Nationwide data suggests that the growth of data-driven schooling hasn’t worked even by its own lights. Harvard professor Daniel Koretz says “The best estimate is that test-based accountability may have produced modest gains in elementary-school mathematics but no appreciable gains in either reading or high-school mathematics — even though reading and mathematics have been its primary focus.”
We wanted data to help us get past the problem of too many students learning too little, but it turns out that data is an insufficient, even misleading answer. It’s possible that all we’ve learned from our hyper-focus on data is that better instruction won’t come from more detailed information, but from changing what people do. That’s what data-driven reform is meant for, of course: convincing teachers of the need to change and focusing where they need to change.
What We Do Next
Data, many times, is incredibly useful. In this article, I’ve used data on student performance; on teacher prowess; from student surveys on their experience. And I’ll be the first to admit how much I relied on it as a principal. “Are the students learning?” is still the most important question, and it can’t be answered without looking at the results. But looking ever-closer, and ever-more-often, won’t make the students learn more. And trying to turn teachers into data analysts instead of helping them to be better teachers is a recipe for disaster.
So what do we do instead?
A much more straightforward approach is to change what we have control over: the quality of teaching in our schools. In every driven-by-data guide to instruction, the last step, after all the analysis, is to teach to where the student gaps are. The sad truth is, far too much teaching isn’t what the research says is most effective. For instance, the American Federation of Teachers’ recommends 10 research-based instructional strategies all teachers should use. But in my own experience across hundreds of classrooms, very few teachers, for instance, “ask a large number of questions and check the responses of all students.” More often, they get the right answer from one student and move on. The same is true of the other strategies on the list.

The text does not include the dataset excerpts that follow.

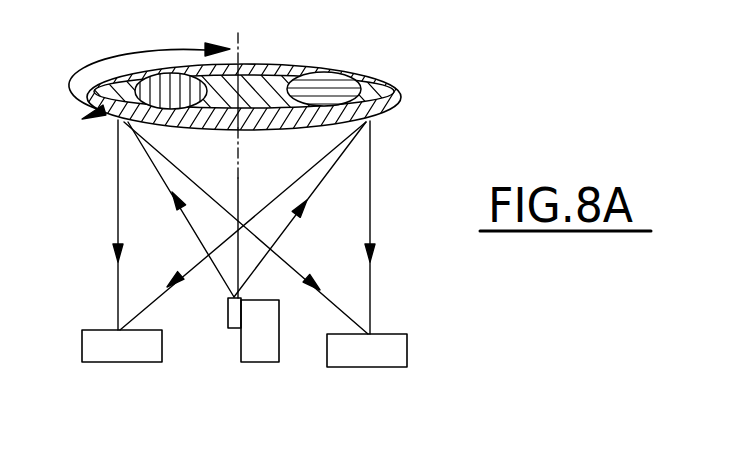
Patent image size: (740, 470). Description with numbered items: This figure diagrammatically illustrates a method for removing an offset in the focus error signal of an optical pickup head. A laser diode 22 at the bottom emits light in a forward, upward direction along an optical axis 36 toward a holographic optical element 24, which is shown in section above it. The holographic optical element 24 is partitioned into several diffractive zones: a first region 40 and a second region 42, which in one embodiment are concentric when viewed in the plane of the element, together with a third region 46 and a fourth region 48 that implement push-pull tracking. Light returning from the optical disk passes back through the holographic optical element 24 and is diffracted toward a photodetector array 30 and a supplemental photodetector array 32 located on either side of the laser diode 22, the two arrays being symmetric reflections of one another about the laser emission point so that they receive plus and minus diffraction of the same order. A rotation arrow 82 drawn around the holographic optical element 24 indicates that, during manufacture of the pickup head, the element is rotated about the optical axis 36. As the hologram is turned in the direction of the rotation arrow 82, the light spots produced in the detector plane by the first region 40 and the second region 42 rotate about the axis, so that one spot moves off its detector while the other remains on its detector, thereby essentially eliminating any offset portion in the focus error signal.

The laser diode 22 is at (228, 317).
The holographic optical element 24 is at (270, 87).
The photodetector array 30 is at (82, 336).
The supplemental photodetector array 32 is at (407, 340).
The optical axis 36 is at (240, 48).
The first region 40 is at (399, 92).
The second region 42 is at (276, 108).
The third region 46 is at (168, 80).
The fourth region 48 is at (330, 83).
The rotation arrow 82 is at (108, 60).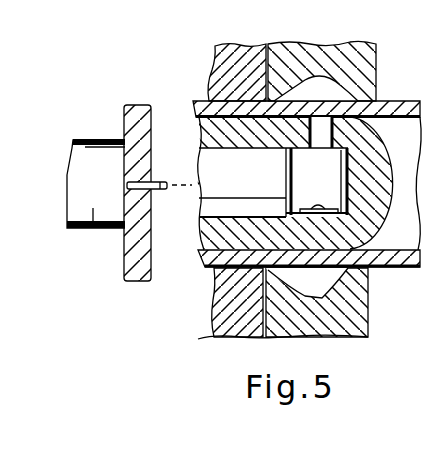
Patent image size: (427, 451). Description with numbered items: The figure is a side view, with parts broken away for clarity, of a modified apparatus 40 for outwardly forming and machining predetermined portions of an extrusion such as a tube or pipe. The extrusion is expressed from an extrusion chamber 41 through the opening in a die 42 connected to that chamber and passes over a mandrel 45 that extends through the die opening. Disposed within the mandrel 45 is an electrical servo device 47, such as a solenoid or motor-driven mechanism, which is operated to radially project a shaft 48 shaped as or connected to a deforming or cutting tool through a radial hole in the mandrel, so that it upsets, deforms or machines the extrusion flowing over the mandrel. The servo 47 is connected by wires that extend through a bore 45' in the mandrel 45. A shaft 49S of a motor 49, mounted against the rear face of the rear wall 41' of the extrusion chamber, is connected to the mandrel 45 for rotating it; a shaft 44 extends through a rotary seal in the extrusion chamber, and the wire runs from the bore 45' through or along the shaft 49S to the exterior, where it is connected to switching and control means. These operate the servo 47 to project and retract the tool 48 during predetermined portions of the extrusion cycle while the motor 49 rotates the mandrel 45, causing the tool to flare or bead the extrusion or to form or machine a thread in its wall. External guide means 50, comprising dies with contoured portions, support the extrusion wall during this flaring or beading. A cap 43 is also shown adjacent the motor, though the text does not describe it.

The apparatus 40 is at (118, 58).
The extrusion chamber 41 is at (227, 63).
The rear wall 41' is at (116, 196).
The die 42 is at (204, 339).
The cap 43 is at (96, 168).
The shaft 44 is at (191, 102).
The mandrel 45 is at (309, 183).
The bore 45' is at (178, 145).
The electrical servo device 47 is at (320, 184).
The shaft 48 is at (286, 163).
The motor 49 is at (92, 230).
The shaft 49S is at (162, 202).
The external guide means 50 is at (357, 41).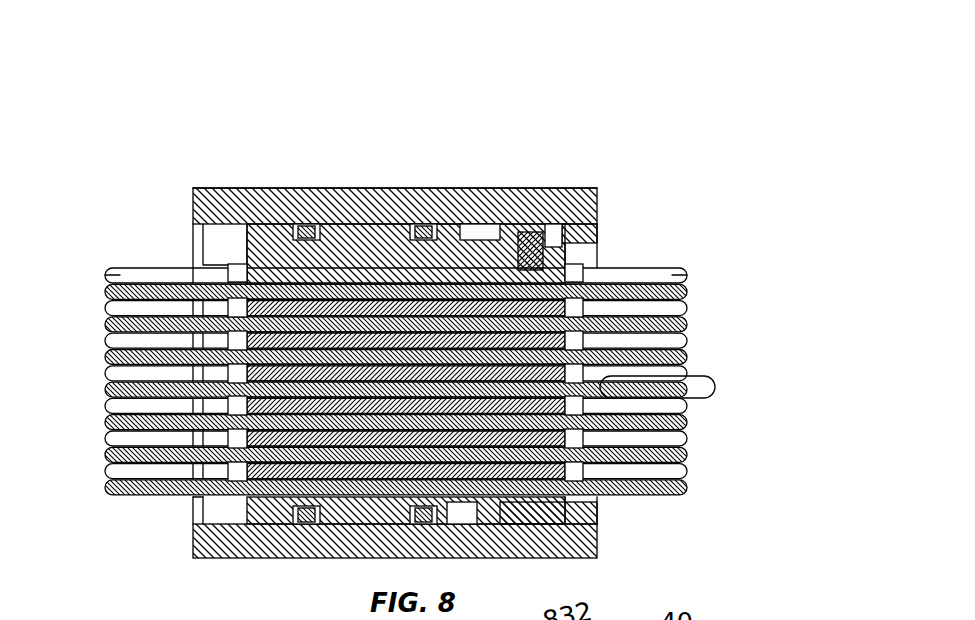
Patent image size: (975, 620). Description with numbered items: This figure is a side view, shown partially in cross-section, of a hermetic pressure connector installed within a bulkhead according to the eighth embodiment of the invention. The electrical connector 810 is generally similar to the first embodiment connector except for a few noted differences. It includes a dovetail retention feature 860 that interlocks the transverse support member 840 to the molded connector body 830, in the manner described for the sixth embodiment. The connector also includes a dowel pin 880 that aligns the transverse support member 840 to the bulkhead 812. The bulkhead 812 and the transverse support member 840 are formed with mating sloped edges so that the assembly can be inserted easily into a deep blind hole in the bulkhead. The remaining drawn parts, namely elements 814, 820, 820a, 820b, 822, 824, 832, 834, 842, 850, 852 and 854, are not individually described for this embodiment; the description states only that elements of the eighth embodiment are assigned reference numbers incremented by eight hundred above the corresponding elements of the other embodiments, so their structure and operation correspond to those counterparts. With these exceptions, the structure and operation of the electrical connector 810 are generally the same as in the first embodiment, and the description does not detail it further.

The electrical connector 810 is at (186, 520).
The bulkhead 812 is at (405, 190).
The housing end wall 814 is at (598, 222).
The contact pins 820 is at (620, 268).
The first pin end 820a is at (108, 290).
The second pin end 820b is at (690, 290).
The retaining nut 822 is at (228, 272).
The top cap 824 is at (372, 190).
The molded connector body 830 is at (197, 190).
The insulator block 832 is at (243, 222).
The seal groove 834 is at (305, 226).
The transverse support member 840 is at (480, 232).
The retaining ring 842 is at (588, 265).
The spacer 850 is at (570, 248).
The end block 852 is at (578, 226).
The contact stack 854 is at (573, 367).
The dovetail retention feature 860 is at (450, 230).
The dowel pin 880 is at (525, 233).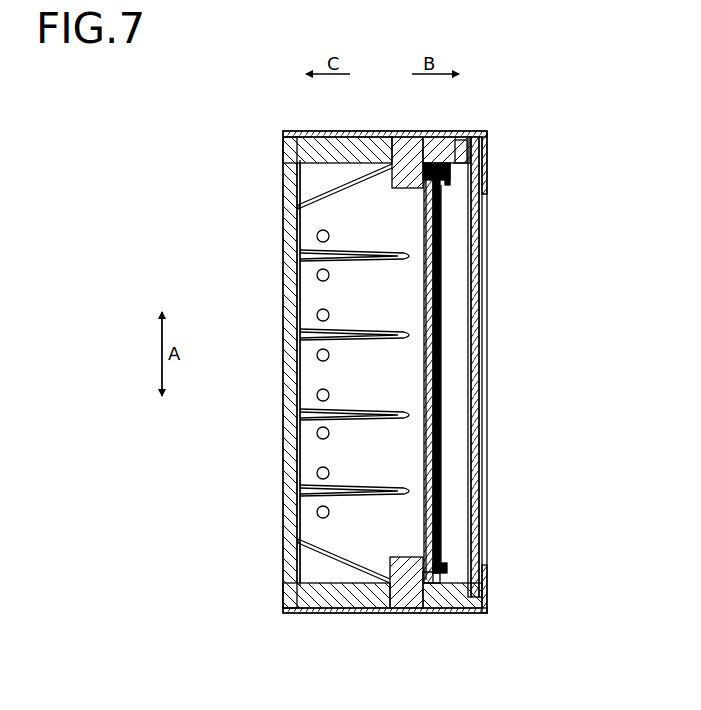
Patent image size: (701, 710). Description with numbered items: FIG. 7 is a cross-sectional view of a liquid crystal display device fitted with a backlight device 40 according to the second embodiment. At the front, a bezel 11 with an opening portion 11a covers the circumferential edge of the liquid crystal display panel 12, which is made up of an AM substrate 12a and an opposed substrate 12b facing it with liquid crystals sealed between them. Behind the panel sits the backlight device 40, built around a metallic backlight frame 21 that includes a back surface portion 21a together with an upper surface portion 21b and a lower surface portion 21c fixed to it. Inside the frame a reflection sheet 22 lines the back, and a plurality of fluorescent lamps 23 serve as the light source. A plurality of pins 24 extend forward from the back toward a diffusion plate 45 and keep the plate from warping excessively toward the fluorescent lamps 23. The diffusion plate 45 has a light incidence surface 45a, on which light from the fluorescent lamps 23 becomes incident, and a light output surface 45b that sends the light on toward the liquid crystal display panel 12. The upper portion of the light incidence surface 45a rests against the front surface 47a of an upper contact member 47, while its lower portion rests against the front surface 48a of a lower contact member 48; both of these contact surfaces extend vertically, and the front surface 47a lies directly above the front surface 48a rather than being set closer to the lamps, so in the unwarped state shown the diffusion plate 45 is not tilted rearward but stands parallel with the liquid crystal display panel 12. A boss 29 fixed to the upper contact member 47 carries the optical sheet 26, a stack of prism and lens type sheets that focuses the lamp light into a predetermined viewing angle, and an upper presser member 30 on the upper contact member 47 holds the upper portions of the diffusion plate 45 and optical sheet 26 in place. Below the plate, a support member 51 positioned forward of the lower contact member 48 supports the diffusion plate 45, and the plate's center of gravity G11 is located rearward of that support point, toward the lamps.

The backlight device 40 is at (267, 157).
The backlight frame 21 is at (331, 375).
The back surface portion 21a is at (300, 211).
The upper surface portion 21b is at (322, 148).
The lower surface portion 21c is at (322, 597).
The reflection sheet 22 is at (300, 183).
The fluorescent lamps 23 is at (316, 237).
The pins 24 is at (310, 258).
The upper contact member 47 is at (400, 140).
The front surface of upper contact member 47a is at (428, 152).
The boss 29 is at (462, 147).
The upper presser member 30 is at (470, 138).
The bezel 11 is at (488, 150).
The opening portion 11a is at (486, 194).
The liquid crystal display panel 12 is at (539, 232).
The AM substrate 12a is at (478, 242).
The opposed substrate 12b is at (478, 270).
The optical sheet 26 is at (441, 313).
The diffusion plate 45 is at (432, 345).
The light incidence surface 45a is at (430, 393).
The light output surface 45b is at (441, 390).
The center of gravity G11 is at (429, 377).
The lower contact member 48 is at (402, 600).
The front surface of lower contact member 48a is at (425, 577).
The support member 51 is at (440, 573).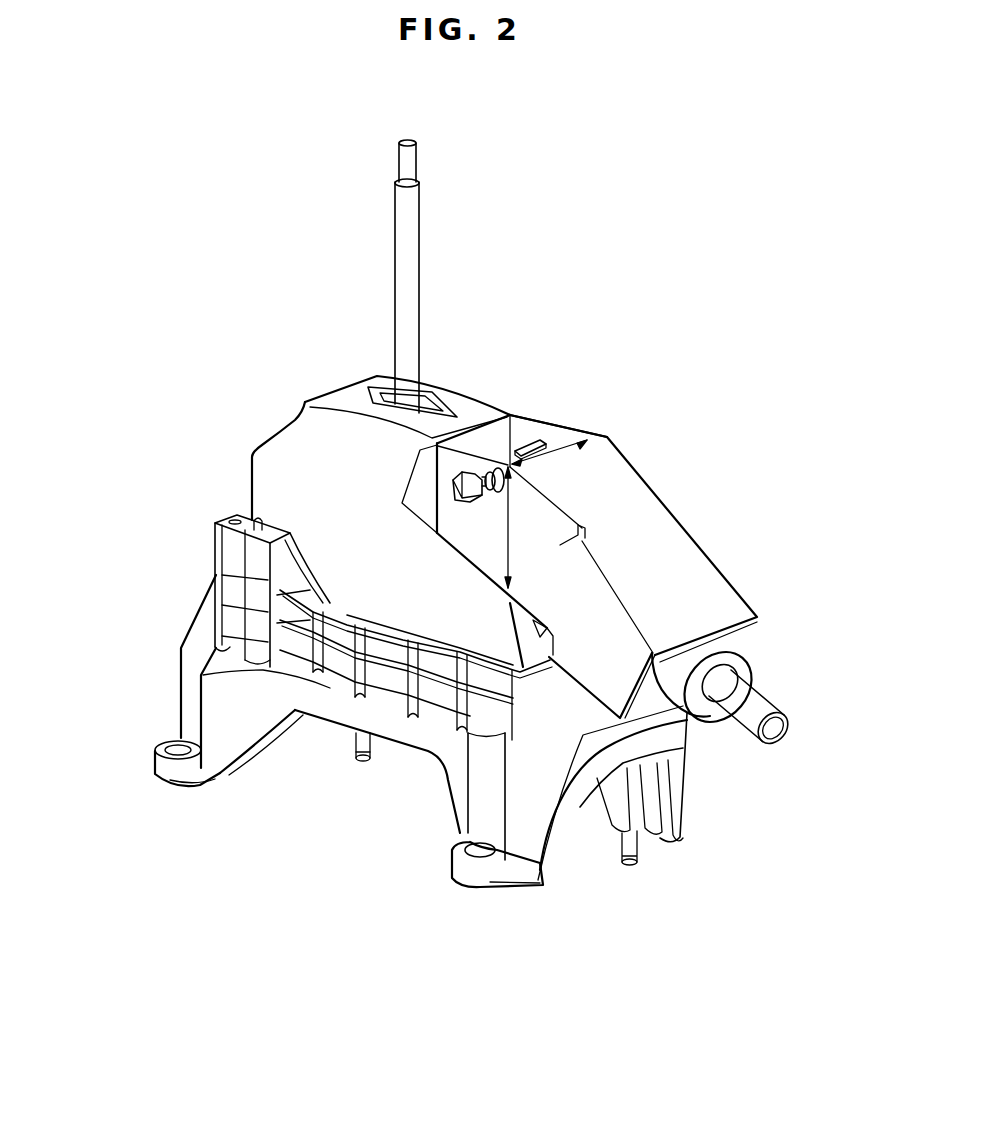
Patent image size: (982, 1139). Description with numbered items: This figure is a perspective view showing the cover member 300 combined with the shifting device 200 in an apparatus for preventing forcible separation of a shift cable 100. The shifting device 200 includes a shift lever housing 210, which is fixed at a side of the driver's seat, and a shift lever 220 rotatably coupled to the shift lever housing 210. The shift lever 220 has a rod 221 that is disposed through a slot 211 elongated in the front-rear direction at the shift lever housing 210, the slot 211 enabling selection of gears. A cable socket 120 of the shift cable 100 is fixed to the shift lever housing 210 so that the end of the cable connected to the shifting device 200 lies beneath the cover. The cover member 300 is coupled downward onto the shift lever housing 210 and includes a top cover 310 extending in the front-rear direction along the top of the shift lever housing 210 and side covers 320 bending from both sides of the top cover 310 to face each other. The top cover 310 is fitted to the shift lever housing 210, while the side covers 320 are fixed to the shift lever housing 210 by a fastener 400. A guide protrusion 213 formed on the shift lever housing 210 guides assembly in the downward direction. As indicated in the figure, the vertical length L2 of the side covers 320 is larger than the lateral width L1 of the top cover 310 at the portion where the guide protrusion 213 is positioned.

The shift cable 100 is at (757, 702).
The cable socket 120 is at (703, 648).
The shifting device 200 is at (172, 703).
The shift lever housing 210 is at (328, 715).
The slot 211 is at (378, 398).
The guide protrusion 213 is at (543, 442).
The shift lever 220 is at (347, 276).
The rod 221 is at (405, 245).
The cover member 300 is at (643, 645).
The top cover 310 is at (618, 478).
The side cover 320 is at (737, 632).
The fastener 400 is at (462, 487).
The lateral width of the top cover L1 is at (563, 438).
The vertical length of the side covers L2 is at (508, 543).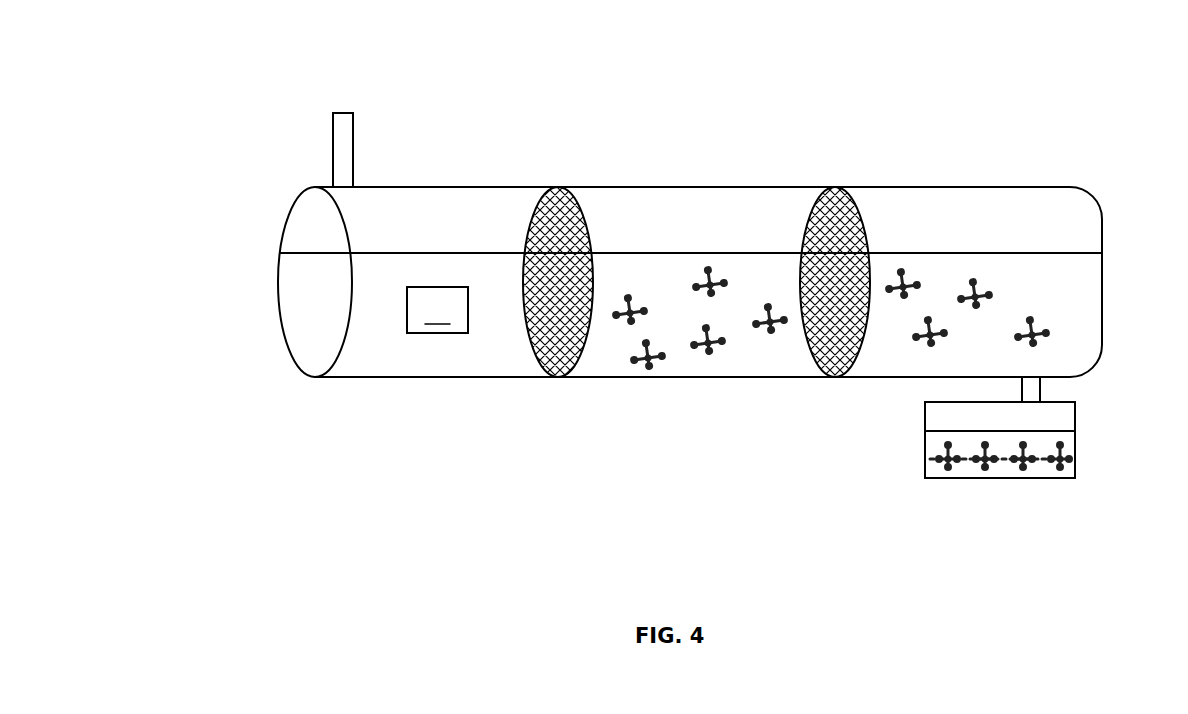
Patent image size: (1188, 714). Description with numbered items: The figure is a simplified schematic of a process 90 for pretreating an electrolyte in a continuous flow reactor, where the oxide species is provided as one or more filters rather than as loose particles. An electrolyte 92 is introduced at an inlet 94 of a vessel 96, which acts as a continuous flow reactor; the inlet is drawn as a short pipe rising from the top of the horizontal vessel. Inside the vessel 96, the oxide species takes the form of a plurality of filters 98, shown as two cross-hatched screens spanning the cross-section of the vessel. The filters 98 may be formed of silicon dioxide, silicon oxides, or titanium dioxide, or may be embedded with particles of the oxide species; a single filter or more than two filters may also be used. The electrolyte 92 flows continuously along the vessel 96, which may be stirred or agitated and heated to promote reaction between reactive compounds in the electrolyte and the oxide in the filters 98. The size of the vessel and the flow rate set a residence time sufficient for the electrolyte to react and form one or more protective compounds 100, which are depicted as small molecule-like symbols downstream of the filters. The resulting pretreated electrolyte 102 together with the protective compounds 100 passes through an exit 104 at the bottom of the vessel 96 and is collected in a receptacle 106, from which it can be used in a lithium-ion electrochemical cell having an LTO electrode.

The process 90 is at (224, 58).
The electrolyte 92 is at (437, 310).
The inlet 94 is at (334, 112).
The vessel 96 is at (302, 200).
The filters 98 is at (560, 187).
The protective compounds 100 is at (630, 297).
The pretreated electrolyte 102 is at (1045, 442).
The exit 104 is at (1041, 384).
The receptacle 106 is at (1002, 479).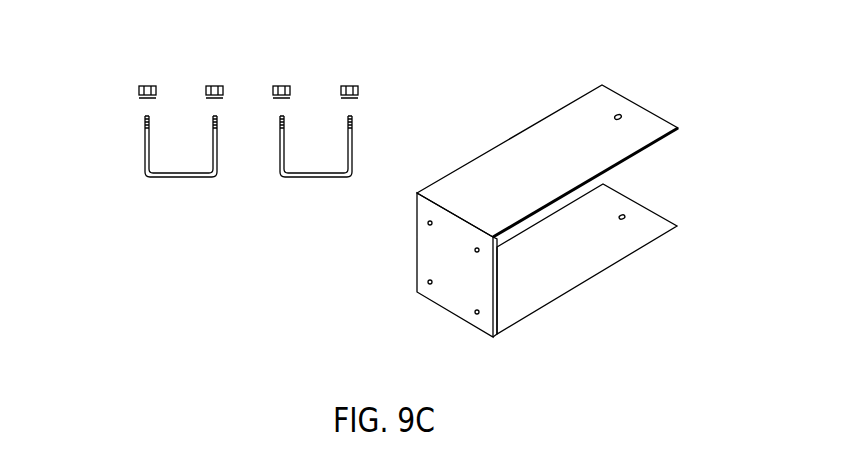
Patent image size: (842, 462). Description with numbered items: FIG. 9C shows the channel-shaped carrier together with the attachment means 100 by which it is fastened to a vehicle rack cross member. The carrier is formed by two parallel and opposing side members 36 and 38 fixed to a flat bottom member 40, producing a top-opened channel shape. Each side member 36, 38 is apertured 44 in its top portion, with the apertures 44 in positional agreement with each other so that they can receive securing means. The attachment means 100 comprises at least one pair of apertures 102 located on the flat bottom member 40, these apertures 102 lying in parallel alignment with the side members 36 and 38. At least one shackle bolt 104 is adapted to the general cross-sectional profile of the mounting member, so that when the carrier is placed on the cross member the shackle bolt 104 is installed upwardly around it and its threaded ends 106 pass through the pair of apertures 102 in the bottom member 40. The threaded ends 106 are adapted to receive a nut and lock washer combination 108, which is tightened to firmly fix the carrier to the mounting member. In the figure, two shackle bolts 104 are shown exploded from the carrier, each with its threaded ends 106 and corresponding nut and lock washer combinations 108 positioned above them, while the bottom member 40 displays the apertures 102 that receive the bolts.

The attachment means 100 is at (132, 196).
The shackle bolt 104 is at (322, 178).
The threaded ends 106 is at (145, 120).
The nut and lock washer combination 108 is at (348, 80).
The flat bottom member 40 is at (449, 255).
The apertures 102 is at (476, 313).
The side member 36 is at (588, 132).
The side member 38 is at (581, 245).
The apertures 44 is at (615, 114).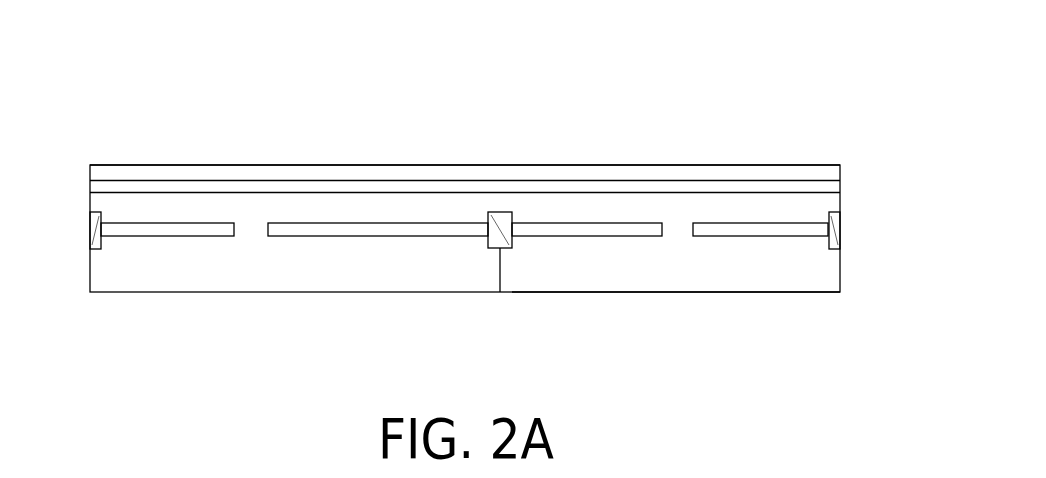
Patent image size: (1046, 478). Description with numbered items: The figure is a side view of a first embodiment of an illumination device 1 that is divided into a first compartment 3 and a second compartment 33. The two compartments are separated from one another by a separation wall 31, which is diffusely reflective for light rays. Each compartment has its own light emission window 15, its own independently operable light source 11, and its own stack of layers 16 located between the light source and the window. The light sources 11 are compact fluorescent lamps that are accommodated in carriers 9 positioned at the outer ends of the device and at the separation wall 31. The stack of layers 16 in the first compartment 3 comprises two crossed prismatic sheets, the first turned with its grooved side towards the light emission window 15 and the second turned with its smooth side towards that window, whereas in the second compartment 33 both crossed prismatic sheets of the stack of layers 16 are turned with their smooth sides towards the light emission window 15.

The illumination device 1 is at (775, 131).
The first compartment 3 is at (224, 267).
The carrier 9 is at (508, 212).
The light source 11 is at (282, 228).
The light emission window 15 is at (380, 165).
The stack of layers 16 is at (87, 164).
The separation wall 31 is at (500, 267).
The second compartment 33 is at (653, 267).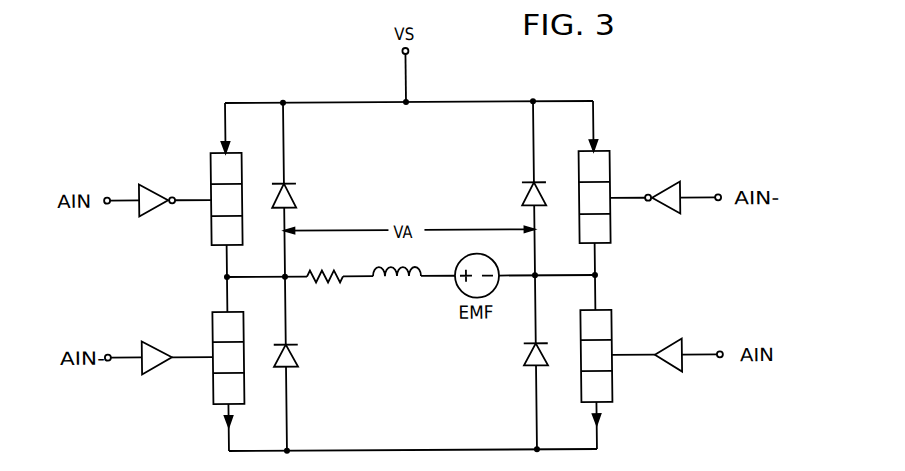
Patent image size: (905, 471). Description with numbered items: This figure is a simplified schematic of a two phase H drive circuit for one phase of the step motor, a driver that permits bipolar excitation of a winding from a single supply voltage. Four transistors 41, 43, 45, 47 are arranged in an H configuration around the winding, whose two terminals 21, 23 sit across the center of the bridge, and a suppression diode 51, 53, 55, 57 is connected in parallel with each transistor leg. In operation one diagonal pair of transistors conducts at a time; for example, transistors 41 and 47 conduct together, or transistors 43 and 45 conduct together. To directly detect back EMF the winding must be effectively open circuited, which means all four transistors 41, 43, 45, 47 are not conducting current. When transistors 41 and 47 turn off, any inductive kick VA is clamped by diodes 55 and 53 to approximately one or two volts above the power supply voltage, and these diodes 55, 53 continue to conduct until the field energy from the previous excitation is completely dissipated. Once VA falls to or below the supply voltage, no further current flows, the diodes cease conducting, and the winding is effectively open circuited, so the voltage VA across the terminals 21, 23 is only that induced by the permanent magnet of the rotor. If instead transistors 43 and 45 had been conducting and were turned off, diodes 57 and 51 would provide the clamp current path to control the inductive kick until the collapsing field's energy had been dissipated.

Better instruction won’t come from more detailed information, but from changing what people do. That’s what data-driven reform is meant for, of course, by convincing teachers of the need to change and focusing where they need to change. But actually changing is the hard part – and the only important one. Don’t try to turn teachers into data analysts; try, instead, to help them be better teachers.
Simon Rodberg was the founding principal of the District of Columbia International School, a public charter middle and high school. His writing has appeared in Educational Leadership and Principal magazine, and he is at work on a book about school leadership.